Veröffentlicht am 16.10.2012, 23:05

Wer übernimmt die letzten gemeindlichen Kitas?

Noch am Dienstag liefen in der Verwaltung die Telefone heiß: Alle wollten wissen, ob es am Abend tatsächlich zu einer Entscheidung im Gemeinderat kommt oder, ob sich die Gegner der Übertragung der Kitas Möser/Schermen und Körbelitz in freie Trägerschaft durchsetzen.
Hintergrund: Seit Monaten tobt in der Einheitsgemeinde ein heftiger Streit um dieses Thema. Zwar hatte ein Runder Tisch vor einigen Monaten einigermaßen Ruhe in die Diskussion gebracht, doch flammtem die Zwistigkeiten nach der Trägerbörse (hier stellten mehrere freie Träger sich und ihre pädagogischen Konzepte vor) wieder auf. 

Offene Briefe, Behauptungen  und ernsthafte Bewerbungen

Offene Briefe machten in der Einheitsgemeinde die Runde. Gemeinderäte wurden angeschrieben, Briefe an Räte und Ortsräte per Email geschickt. Fast alle mit dem gleichen Wortlaut und den gleichen – teilweise unwahren – Behauptungen. Unter anderem wurde in den Schreiben formuliert: "Als mögliche Folgen einer freien Trägerschaft für Personal und Eltern drohen Personalreduzierungen, Streichungen von Leistungen, eine nachteilige Veränderung der Öffnungszeiten, Erhöhung der Beiträge usw."
Vergessen hatten die Gegner dabei, dass die Verwaltung in ihrem Anforderungsprofil an einen möglichen freien Träger, Bedingungen formuliert hatte, die so manchen interessierten Träger vor einer ernsthaften Bewerbung zurückschrecken liessen.
Auf 69 Zeilen versuchten die Sprecher der Bürgerinitiative Steffen Burchhardt, Maik Mory, Thomas Trantzschel und Nando Schaar-Frank auch zu erklären, warum die Internetseite der Gemeinde missbraucht wurde und warum an den öffentlichen Motiven für eine freie Trägerschaft gezweifelt werden muss.

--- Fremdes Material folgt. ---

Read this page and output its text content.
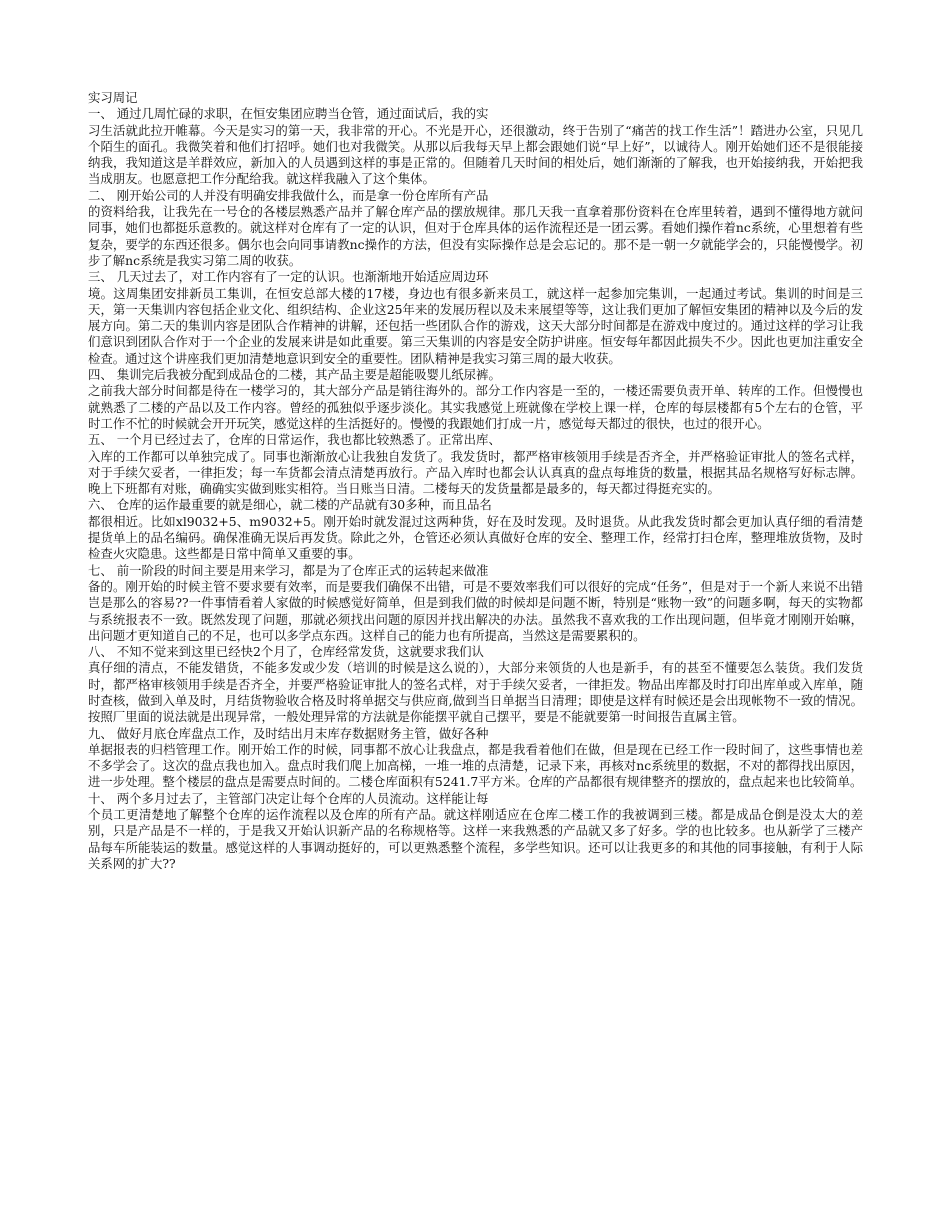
实习周记

一、 通过几周忙碌的求职，在恒安集团应聘当仓管，通过面试后，我的实

习生活就此拉开帷幕。今天是实习的第一天，我非常的开心。不光是开心，还很激动，终于告别了“痛苦的找工作生活”！踏进办公室，只见几个陌生的面孔。我微笑着和他们打招呼。她们也对我微笑。从那以后我每天早上都会跟她们说“早上好”，以诚待人。刚开始她们还不是很能接纳我，我知道这是羊群效应，新加入的人员遇到这样的事是正常的。但随着几天时间的相处后，她们渐渐的了解我，也开始接纳我，开始把我当成朋友。也愿意把工作分配给我。就这样我融入了这个集体。

二、 刚开始公司的人并没有明确安排我做什么，而是拿一份仓库所有产品

的资料给我，让我先在一号仓的各楼层熟悉产品并了解仓库产品的摆放规律。那几天我一直拿着那份资料在仓库里转着，遇到不懂得地方就问同事，她们也都挺乐意教的。就这样对仓库有了一定的认识，但对于仓库具体的运作流程还是一团云雾。看她们操作着nc系统，心里想着有些复杂，要学的东西还很多。偶尔也会向同事请教nc操作的方法，但没有实际操作总是会忘记的。那不是一朝一夕就能学会的，只能慢慢学。初步了解nc系统是我实习第二周的收获。

三、 几天过去了，对工作内容有了一定的认识。也渐渐地开始适应周边环

境。这周集团安排新员工集训，在恒安总部大楼的17楼，身边也有很多新来员工，就这样一起参加完集训，一起通过考试。集训的时间是三天，第一天集训内容包括企业文化、组织结构、企业这25年来的发展历程以及未来展望等等，这让我们更加了解恒安集团的精神以及今后的发展方向。第二天的集训内容是团队合作精神的讲解，还包括一些团队合作的游戏，这天大部分时间都是在游戏中度过的。通过这样的学习让我们意识到团队合作对于一个企业的发展来讲是如此重要。第三天集训的内容是安全防护讲座。恒安每年都因此损失不少。因此也更加注重安全检查。通过这个讲座我们更加清楚地意识到安全的重要性。团队精神是我实习第三周的最大收获。

四、 集训完后我被分配到成品仓的二楼，其产品主要是超能吸婴儿纸尿裤。

之前我大部分时间都是待在一楼学习的，其大部分产品是销往海外的。部分工作内容是一至的，一楼还需要负责开单、转库的工作。但慢慢也就熟悉了二楼的产品以及工作内容。曾经的孤独似乎逐步淡化。其实我感觉上班就像在学校上课一样，仓库的每层楼都有5个左右的仓管，平时工作不忙的时候就会开开玩笑，感觉这样的生活挺好的。慢慢的我跟她们打成一片，感觉每天都过的很快，也过的很开心。

五、 一个月已经过去了，仓库的日常运作，我也都比较熟悉了。正常出库、

入库的工作都可以单独完成了。同事也渐渐放心让我独自发货了。我发货时，都严格审核领用手续是否齐全，并严格验证审批人的签名式样，对于手续欠妥者，一律拒发；每一车货都会清点清楚再放行。产品入库时也都会认认真真的盘点每堆货的数量，根据其品名规格写好标志牌。晚上下班都有对账，确确实实做到账实相符。当日账当日清。二楼每天的发货量都是最多的，每天都过得挺充实的。

六、 仓库的运作最重要的就是细心，就二楼的产品就有30多种，而且品名

都很相近。比如xl9032+5、m9032+5。刚开始时就发混过这两种货，好在及时发现。及时退货。从此我发货时都会更加认真仔细的看清楚提货单上的品名编码。确保准确无误后再发货。除此之外，仓管还必须认真做好仓库的安全、整理工作，经常打扫仓库，整理堆放货物，及时检查火灾隐患。这些都是日常中简单又重要的事。

七、 前一阶段的时间主要是用来学习，都是为了仓库正式的运转起来做准

备的。刚开始的时候主管不要求要有效率，而是要我们确保不出错，可是不要效率我们可以很好的完成“任务”，但是对于一个新人来说不出错岂是那么的容易??一件事情看着人家做的时候感觉好简单，但是到我们做的时候却是问题不断，特别是“账物一致”的问题多啊，每天的实物都与系统报表不一致。既然发现了问题，那就必须找出问题的原因并找出解决的办法。虽然我不喜欢我的工作出现问题，但毕竟才刚刚开始嘛，出问题才更知道自己的不足，也可以多学点东西。这样自己的能力也有所提高，当然这是需要累积的。

八、 不知不觉来到这里已经快2个月了，仓库经常发货，这就要求我们认

真仔细的清点，不能发错货，不能多发或少发（培训的时候是这么说的），大部分来领货的人也是新手，有的甚至不懂要怎么装货。我们发货时，都严格审核领用手续是否齐全，并要严格验证审批人的签名式样，对于手续欠妥者，一律拒发。物品出库都及时打印出库单或入库单，随时查核，做到入单及时，月结货物验收合格及时将单据交与供应商,做到当日单据当日清理；即使是这样有时候还是会出现帐物不一致的情况。按照厂里面的说法就是出现异常，一般处理异常的方法就是你能摆平就自己摆平，要是不能就要第一时间报告直属主管。

九、 做好月底仓库盘点工作，及时结出月末库存数据财务主管，做好各种

单据报表的归档管理工作。刚开始工作的时候，同事都不放心让我盘点，都是我看着他们在做，但是现在已经工作一段时间了，这些事情也差不多学会了。这次的盘点我也加入。盘点时我们爬上加高梯，一堆一堆的点清楚，记录下来，再核对nc系统里的数据，不对的都得找出原因，进一步处理。整个楼层的盘点是需要点时间的。二楼仓库面积有5241.7平方米。仓库的产品都很有规律整齐的摆放的，盘点起来也比较简单。

十、 两个多月过去了，主管部门决定让每个仓库的人员流动。这样能让每

个员工更清楚地了解整个仓库的运作流程以及仓库的所有产品。就这样刚适应在仓库二楼工作的我被调到三楼。都是成品仓倒是没太大的差别，只是产品是不一样的，于是我又开始认识新产品的名称规格等。这样一来我熟悉的产品就又多了好多。学的也比较多。也从新学了三楼产品每车所能装运的数量。感觉这样的人事调动挺好的，可以更熟悉整个流程，多学些知识。还可以让我更多的和其他的同事接触，有利于人际关系网的扩大??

Die  Personen und Dinge, um die es aber tatsächlich geht, nämlich die Kinder und die pädagogischen Qualitäten einzelner freier Träger, wurden in dem letzten Schreiben an den Gemeinderat mit sechs Zeilen abgetan. Zufall oder Taktik?
In den Ortsräten, die im Vorfeld ebenfalls über die Übertragung abstimmen sollten, konnte so mancher Beobachter den Eindruck bekommen, dass es auch einigen Räten nicht um das Wohl der Kinder, sondern um Tariffragen, Arbeitsplatzsicherung, soziale Sicherheit und Besitzstandswahrung ging.
In diesem Zusammenhang sei noch einmal deutlich angemerkt: Diese Punkte sind alle wichtig und gehören berücksichtigt. Aber: Die Verwaltung hat sich gerade für die Mitarbeiter sehr viel weiter aus dem Fenster gelehnt als überhaupt notwendig.
Damit nicht genug: Entgegen der allgemeinen Meinung in den Ortsräten, hat sich die Verwaltung nie negativ über ihre Erzieherinnen geäußert oder ihre Arbeit infrage gestelt.

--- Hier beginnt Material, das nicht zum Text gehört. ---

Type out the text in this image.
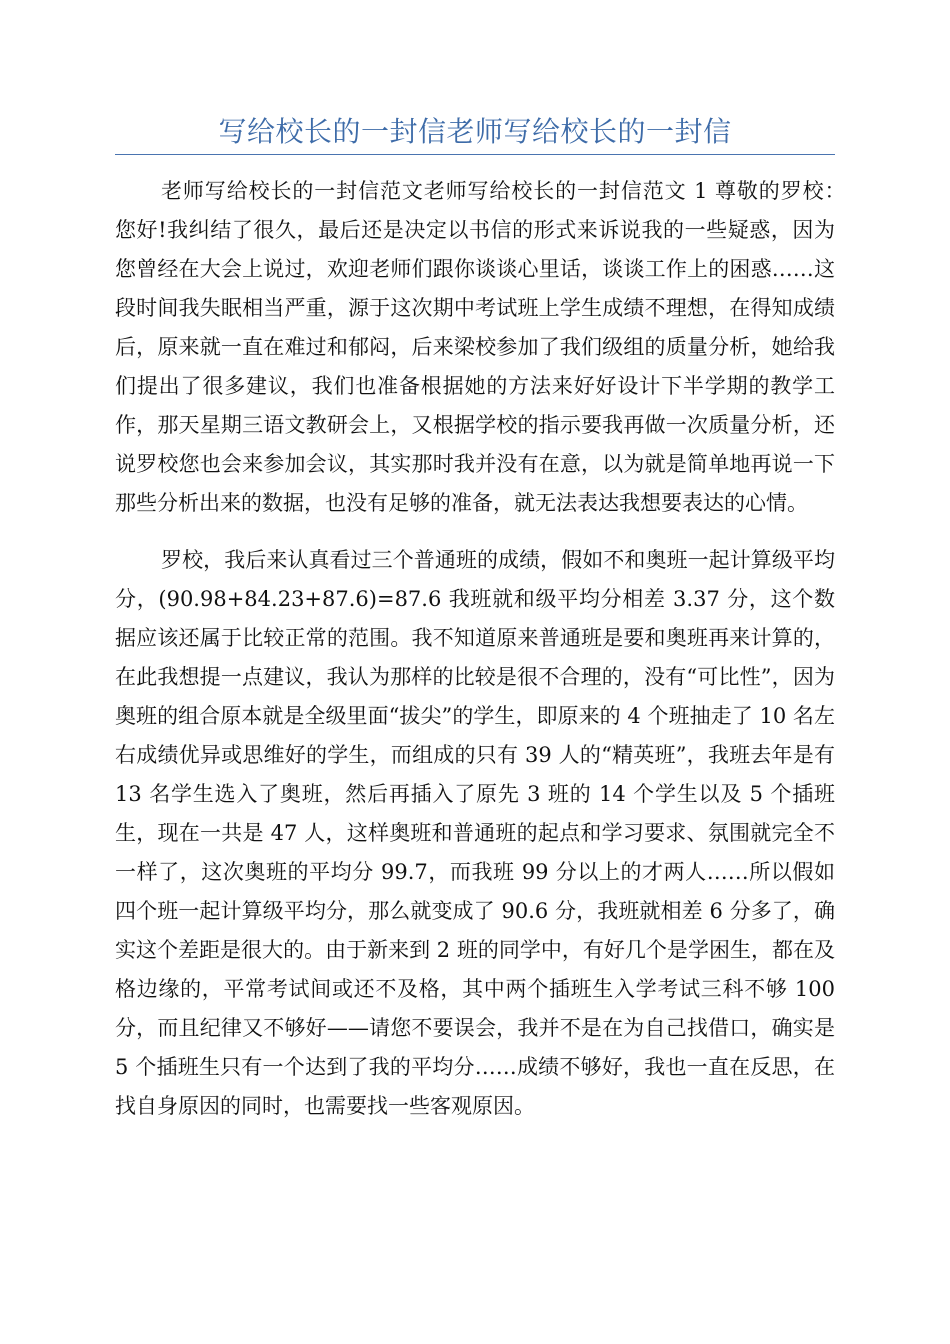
写给校长的一封信老师写给校长的一封信

老师写给校长的一封信范文老师写给校长的一封信范文 1 尊敬的罗校：　您好!我纠结了很久，最后还是决定以书信的形式来诉说我的一些疑惑，因为您曾经在大会上说过，欢迎老师们跟你谈谈心里话，谈谈工作上的困惑……这段时间我失眠相当严重，源于这次期中考试班上学生成绩不理想，在得知成绩后，原来就一直在难过和郁闷，后来梁校参加了我们级组的质量分析，她给我们提出了很多建议，我们也准备根据她的方法来好好设计下半学期的教学工作，那天星期三语文教研会上，又根据学校的指示要我再做一次质量分析，还说罗校您也会来参加会议，其实那时我并没有在意，以为就是简单地再说一下那些分析出来的数据，也没有足够的准备，就无法表达我想要表达的心情。

罗校，我后来认真看过三个普通班的成绩，假如不和奥班一起计算级平均分，(90.98+84.23+87.6)=87.6 我班就和级平均分相差 3.37 分，这个数据应该还属于比较正常的范围。我不知道原来普通班是要和奥班再来计算的，在此我想提一点建议，我认为那样的比较是很不合理的，没有“可比性”，因为奥班的组合原本就是全级里面“拔尖”的学生，即原来的 4 个班抽走了 10 名左右成绩优异或思维好的学生，而组成的只有 39 人的“精英班”，我班去年是有 13 名学生选入了奥班，然后再插入了原先 3 班的 14 个学生以及 5 个插班生，现在一共是 47 人，这样奥班和普通班的起点和学习要求、氛围就完全不一样了，这次奥班的平均分 99.7，而我班 99 分以上的才两人……所以假如四个班一起计算级平均分，那么就变成了 90.6 分，我班就相差 6 分多了，确实这个差距是很大的。由于新来到 2 班的同学中，有好几个是学困生，都在及格边缘的，平常考试间或还不及格，其中两个插班生入学考试三科不够 100 分，而且纪律又不够好——请您不要误会，我并不是在为自己找借口，确实是 5 个插班生只有一个达到了我的平均分……成绩不够好，我也一直在反思，在找自身原因的同时，也需要找一些客观原因。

Diskussion über Neutralität und "politisches Geschmäckle"

Im Gegenteil: So wohl Bürgermeister Bernd Köppen als auch sein Stellvertreter Hartmut Dehne machten immer wieder deutlich, dass sie die Arbeit aller Mitarbeiterinnen und Mitarbeiter in den beiden Kitas extrem hoch einschätzen. Aber, sie sagten auch, dass eine Verwaltung nicht über die pädagogische Kompetenz verfügt, die ein freier Träger einbringen kann. Und immer wieder wurde betont, dass es um das Zurechtfinden der Kinder in einer stets anspruchsvoller werdenden Welt und Gesellschaft geht. Tatsache ist: Eine Verwaltung hat andere Aufgaben, als ein freier pädagogischer Träger. Nicht zu vergessen, dass Sozialgesetzbuch sieht ausdrücklich freie Träger vor und lässt Kommunen nur in Ausnahmefällen zu. Argumente, die niemand hören wollte.
Vielleicht verständlich, wenn ein Ortschaftsratmitglied mit einer Erzieherin verheiratet ist, bei dem anderen die Tochter in einer betroffenen Kita arbeitet oder enge Freundschaften eine Rolle spielen. Möglicherweise wäre es besser gewesen, dass diese Leute auf ihr Abstimmungsrecht verzichtet hätten, so wie es Mösers Ortsbürgermeister Michael Brehmer tat, der sich bei allen nötigen Abstimmungen für befangen erklärte, da er für einen freien Träger arbeitet, der sich ebenfalls beworben hatte. Natürlich ist es nicht verboten für die Interessen von Freunden, Verwandten oder Bekannten einzutreten aber zumindest moralisch ist es Michael Brehmer gelungen, ein "politisches Geschmäckle" zu vermeiden.

Frage an die Bürgerinitiative: Was sind politische Floskeln?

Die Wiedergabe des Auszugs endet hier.